Paying for College: Natalia Vidal

Natalia Vidal, a second-year chemical and biomolecular engineering student with a materials science engineering minor, grew up with a love for science and engineering. When she was accepted to Georgia Tech, making the choice to attend was an easy decision, but covering the cost of college is something she’s been aware of from the jump. Fortunately, she started her engineering experience before she took her first college course — and found success in her scholarship search.

Vidal has long been interested in engineering and spent time as she wrapped up high school cold-calling firms in her area to see if any would take her as an intern. She knew engineering was the right path for her, but she wasn’t sure exactly what type. Mechanical, civil, and several other engineering fields floated through her head, but she finally determined that working for an engineering firm — before starting college — would help her choose the right kind of engineering for her, while helping her save for college.

Eventually, she found Grant Shepherd, a land surveying company specializing in civil engineering. That company took her on as a paid intern the summer before college.

Vidal enjoyed her time at Grant Shepherd, though she ultimately found herself drawn more to chemical and biomolecular engineering — her current major. Still, she returned to the company the following summer to continue learning, working, and saving money.

To cover some of her other fees, Vidal has been able to supplement her paid internship income with funding from the Zell Miller Scholarship and a federal Pell Grant, which is awarded to undergraduate college students who demonstrate financial need.

Similar to the research she undertook that led her to her Grant Shepherd internship, Vidal researched other scholarships that might be available to her, which helped her identify more options.

While still in high school, she participated in her school’s “Diversity Day,” and received a scholarship for an essay reflecting on her experience. More recently, she received a scholarship from Women in Engineering, an on-campus organization dedicated to recruiting and assisting top students in engineering.

To those entering Georgia Tech, Vidal emphasizes the importance of self-assurance and keeping an eye out for opporutnities.

“There’s a ton of organizations on campus, and I always try to share my email with them so I can receive updates on any scholarship opportunities they may have,” she said. “Even if it’s a scholarship you feel like you don’t have much of a shot at, applying is still always a good idea.”

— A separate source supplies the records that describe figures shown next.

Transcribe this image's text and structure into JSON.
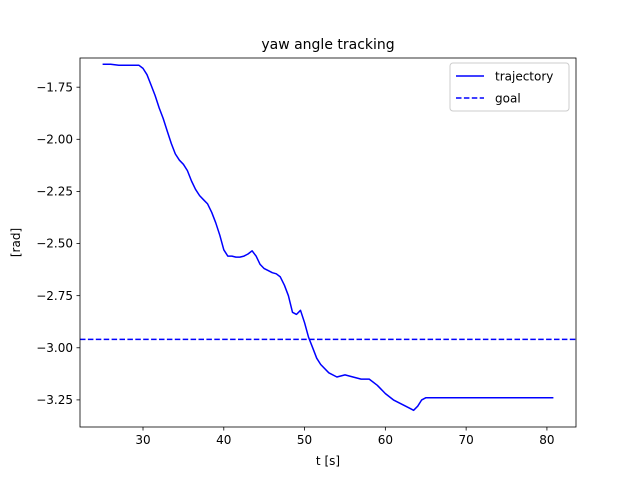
{
  "chart_data": {
    "type": "line",
    "title": "yaw angle tracking",
    "xlabel": "t [s]",
    "ylabel": "[rad]",
    "xlim": [
      22.2,
      83.6
    ],
    "ylim": [
      -3.38,
      -1.61
    ],
    "xticks": [
      30,
      40,
      50,
      60,
      70,
      80
    ],
    "yticks": [
      -1.75,
      -2.0,
      -2.25,
      -2.5,
      -2.75,
      -3.0,
      -3.25
    ],
    "xtick_labels": [
      "30",
      "40",
      "50",
      "60",
      "70",
      "80"
    ],
    "ytick_labels": [
      "−1.75",
      "−2.00",
      "−2.25",
      "−2.50",
      "−2.75",
      "−3.00",
      "−3.25"
    ],
    "grid": false,
    "legend_placement": "top-right",
    "colors": {
      "trajectory": "#0000ff",
      "goal": "#0000ff"
    },
    "series": [
      {
        "name": "trajectory",
        "style": "solid",
        "x": [
          25,
          26,
          27,
          28,
          29,
          29.5,
          30,
          30.5,
          31,
          31.5,
          32,
          32.5,
          33,
          33.5,
          34,
          34.5,
          35,
          35.5,
          36,
          36.5,
          37,
          37.5,
          38,
          38.5,
          39,
          39.5,
          40,
          40.5,
          41,
          41.5,
          42,
          42.5,
          43,
          43.5,
          44,
          44.5,
          45,
          45.5,
          46,
          46.5,
          47,
          47.5,
          48,
          48.5,
          49,
          49.5,
          50,
          50.5,
          51,
          51.5,
          52,
          53,
          54,
          55,
          56,
          57,
          58,
          59,
          60,
          61,
          62,
          63,
          63.5,
          64,
          64.5,
          65,
          66,
          68,
          70,
          75,
          80,
          80.8
        ],
        "y": [
          -1.64,
          -1.64,
          -1.645,
          -1.645,
          -1.645,
          -1.645,
          -1.66,
          -1.69,
          -1.74,
          -1.79,
          -1.85,
          -1.9,
          -1.96,
          -2.02,
          -2.07,
          -2.1,
          -2.12,
          -2.15,
          -2.2,
          -2.24,
          -2.27,
          -2.29,
          -2.31,
          -2.35,
          -2.4,
          -2.46,
          -2.53,
          -2.56,
          -2.56,
          -2.565,
          -2.565,
          -2.56,
          -2.55,
          -2.535,
          -2.56,
          -2.6,
          -2.62,
          -2.63,
          -2.64,
          -2.645,
          -2.66,
          -2.7,
          -2.75,
          -2.83,
          -2.84,
          -2.82,
          -2.88,
          -2.95,
          -3.0,
          -3.05,
          -3.08,
          -3.12,
          -3.14,
          -3.13,
          -3.14,
          -3.15,
          -3.15,
          -3.18,
          -3.22,
          -3.25,
          -3.27,
          -3.29,
          -3.3,
          -3.28,
          -3.25,
          -3.24,
          -3.24,
          -3.24,
          -3.24,
          -3.24,
          -3.24,
          -3.24
        ]
      },
      {
        "name": "goal",
        "style": "dashed",
        "x": [
          22.2,
          83.6
        ],
        "y": [
          -2.96,
          -2.96
        ]
      }
    ]
  }
}
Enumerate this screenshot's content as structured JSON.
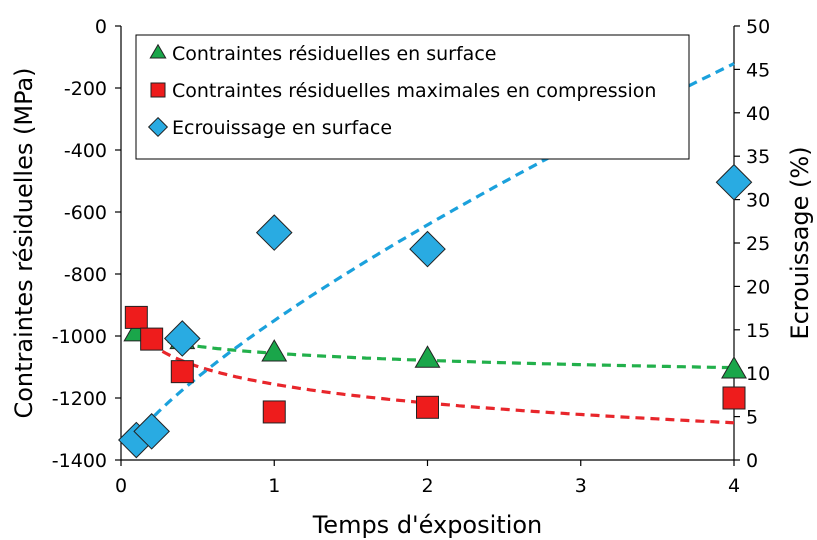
{
  "chart_data": {
    "type": "scatter",
    "xlabel": "Temps d'éxposition",
    "ylabel_left": "Contraintes résiduelles (MPa)",
    "ylabel_right": "Ecrouissage (%)",
    "xlim": [
      0,
      4
    ],
    "ylim_left": [
      -1400,
      0
    ],
    "ylim_right": [
      0,
      50
    ],
    "x_ticks": [
      "0",
      "1",
      "2",
      "3",
      "4"
    ],
    "y_left_ticks": [
      "0",
      "-200",
      "-400",
      "-600",
      "-800",
      "-1000",
      "-1200",
      "-1400"
    ],
    "y_right_ticks": [
      "50",
      "45",
      "40",
      "35",
      "30",
      "25",
      "20",
      "15",
      "10",
      "5",
      "0"
    ],
    "grid": false,
    "legend_position": "top",
    "series": [
      {
        "name": "Contraintes résiduelles en surface",
        "axis": "left",
        "marker": "triangle",
        "color": "#1aa64a",
        "trend_color": "#22b04b",
        "x": [
          0.1,
          0.4,
          1,
          2,
          4
        ],
        "y": [
          -990,
          -1015,
          -1055,
          -1075,
          -1110
        ]
      },
      {
        "name": "Contraintes résiduelles maximales en compression",
        "axis": "left",
        "marker": "square",
        "color": "#ee1c1c",
        "trend_color": "#e8262b",
        "x": [
          0.1,
          0.2,
          0.4,
          1,
          2,
          4
        ],
        "y": [
          -940,
          -1010,
          -1115,
          -1245,
          -1230,
          -1200
        ]
      },
      {
        "name": "Ecrouissage en surface",
        "axis": "right",
        "marker": "diamond",
        "color": "#29abe2",
        "trend_color": "#1ba1dc",
        "x": [
          0.1,
          0.2,
          0.4,
          1,
          2,
          4
        ],
        "y": [
          2.3,
          3.3,
          14,
          26.2,
          24.3,
          32
        ]
      }
    ]
  }
}
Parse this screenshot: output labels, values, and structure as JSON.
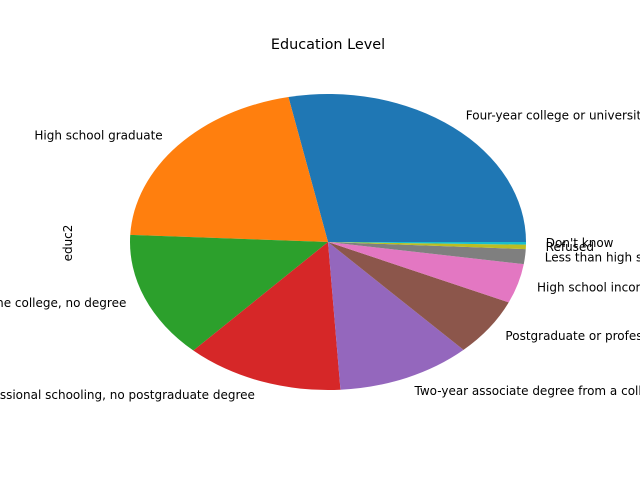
{
  "chart_data": {
    "type": "pie",
    "title": "Education Level",
    "ylabel": "educ2",
    "start_angle_deg": 0,
    "direction": "counterclockwise",
    "legend": false,
    "grid": false,
    "categories": [
      "Four-year college or university degree/Bachelor's degree",
      "High school graduate",
      "Some college, no degree",
      "Some postgraduate or professional schooling, no postgraduate degree",
      "Two-year associate degree from a college or university",
      "Postgraduate or professional degree",
      "High school incomplete",
      "Less than high school",
      "Refused",
      "Don't know"
    ],
    "values": [
      29.5,
      22.0,
      14.5,
      13.5,
      11.5,
      6.6,
      4.5,
      1.7,
      0.5,
      0.3
    ],
    "colors": [
      "#1f77b4",
      "#ff7f0e",
      "#2ca02c",
      "#d62728",
      "#9467bd",
      "#8c564b",
      "#e377c2",
      "#7f7f7f",
      "#bcbd22",
      "#17becf"
    ]
  }
}
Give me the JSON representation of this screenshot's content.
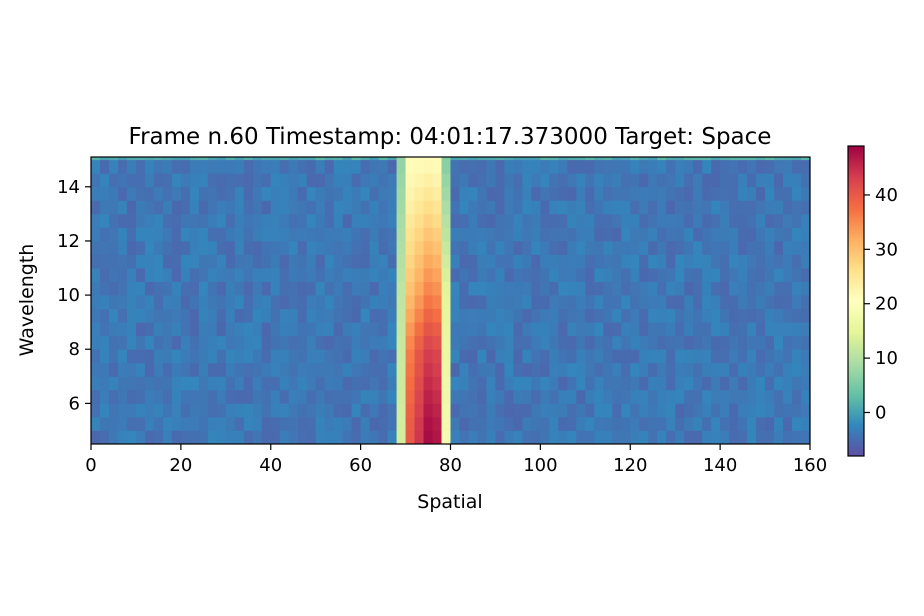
{
  "chart_data": {
    "type": "heatmap",
    "title": "Frame n.60 Timestamp: 04:01:17.373000 Target: Space",
    "xlabel": "Spatial",
    "ylabel": "Wavelength",
    "xlim": [
      0,
      160
    ],
    "ylim": [
      4.5,
      15.1
    ],
    "x_ticks": [
      0,
      20,
      40,
      60,
      80,
      100,
      120,
      140,
      160
    ],
    "y_ticks": [
      6,
      8,
      10,
      12,
      14
    ],
    "colorbar": {
      "colormap": "Spectral_r",
      "range": [
        -8,
        49
      ],
      "ticks": [
        0,
        10,
        20,
        30,
        40
      ]
    },
    "grid": false,
    "background_level": -4,
    "top_row_level": 1,
    "columns": [
      {
        "x": 68,
        "values_by_wavelength": [
          [
            5,
            13
          ],
          [
            10,
            11
          ],
          [
            15,
            7
          ]
        ]
      },
      {
        "x": 70,
        "values_by_wavelength": [
          [
            5,
            40
          ],
          [
            8,
            36
          ],
          [
            10,
            30
          ],
          [
            12,
            26
          ],
          [
            14,
            22
          ],
          [
            15,
            21
          ]
        ]
      },
      {
        "x": 72,
        "values_by_wavelength": [
          [
            5,
            44
          ],
          [
            8,
            40
          ],
          [
            10,
            33
          ],
          [
            12,
            28
          ],
          [
            14,
            23
          ],
          [
            15,
            21
          ]
        ]
      },
      {
        "x": 74,
        "values_by_wavelength": [
          [
            5,
            48
          ],
          [
            8,
            43
          ],
          [
            10,
            36
          ],
          [
            12,
            30
          ],
          [
            14,
            24
          ],
          [
            15,
            21
          ]
        ]
      },
      {
        "x": 76,
        "values_by_wavelength": [
          [
            5,
            47
          ],
          [
            8,
            42
          ],
          [
            10,
            35
          ],
          [
            12,
            29
          ],
          [
            14,
            23
          ],
          [
            15,
            21
          ]
        ]
      },
      {
        "x": 78,
        "values_by_wavelength": [
          [
            5,
            18
          ],
          [
            10,
            15
          ],
          [
            15,
            6
          ]
        ]
      }
    ]
  }
}
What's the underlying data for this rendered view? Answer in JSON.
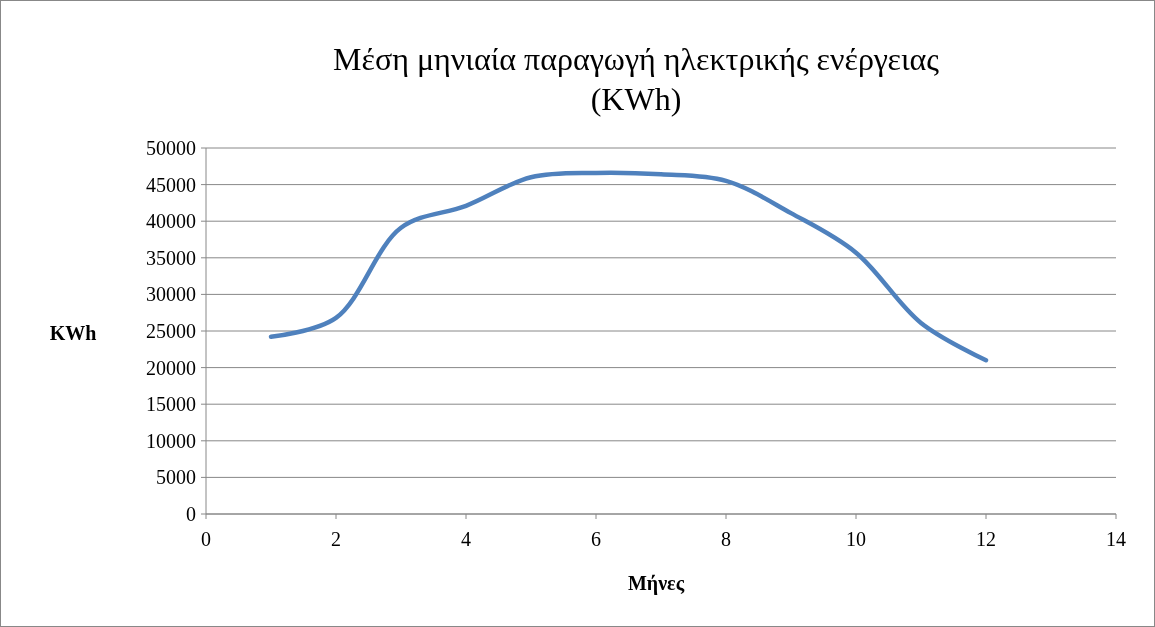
{
  "chart_data": {
    "type": "line",
    "title": "Μέση μηνιαία παραγωγή ηλεκτρικής ενέργειας",
    "subtitle": "(KWh)",
    "xlabel": "Μήνες",
    "ylabel": "KWh",
    "x": [
      1,
      2,
      3,
      4,
      5,
      6,
      7,
      8,
      9,
      10,
      11,
      12
    ],
    "series": [
      {
        "color": "#4f81bd",
        "values": [
          24200,
          26800,
          39100,
          42100,
          46000,
          46600,
          46400,
          45500,
          41100,
          35700,
          26100,
          21000
        ]
      }
    ],
    "xlim": [
      0,
      14
    ],
    "xticks": [
      0,
      2,
      4,
      6,
      8,
      10,
      12,
      14
    ],
    "ylim": [
      0,
      50000
    ],
    "yticks": [
      0,
      5000,
      10000,
      15000,
      20000,
      25000,
      30000,
      35000,
      40000,
      45000,
      50000
    ],
    "grid": "y",
    "line_style": "solid"
  }
}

Vidal regrets that (thinking she wouldn’t be successful in securing internships as a first-year student) she didn’t apply to internships beyond Grant Shepherd. She notes that many of her other friends in the same year did get the internships they applied for — even as first-year students.

“I never thought that it would work out, but I know better now. You just have to believe in yourself,” she said. “You can absolutely apply for things at any point in your college career.”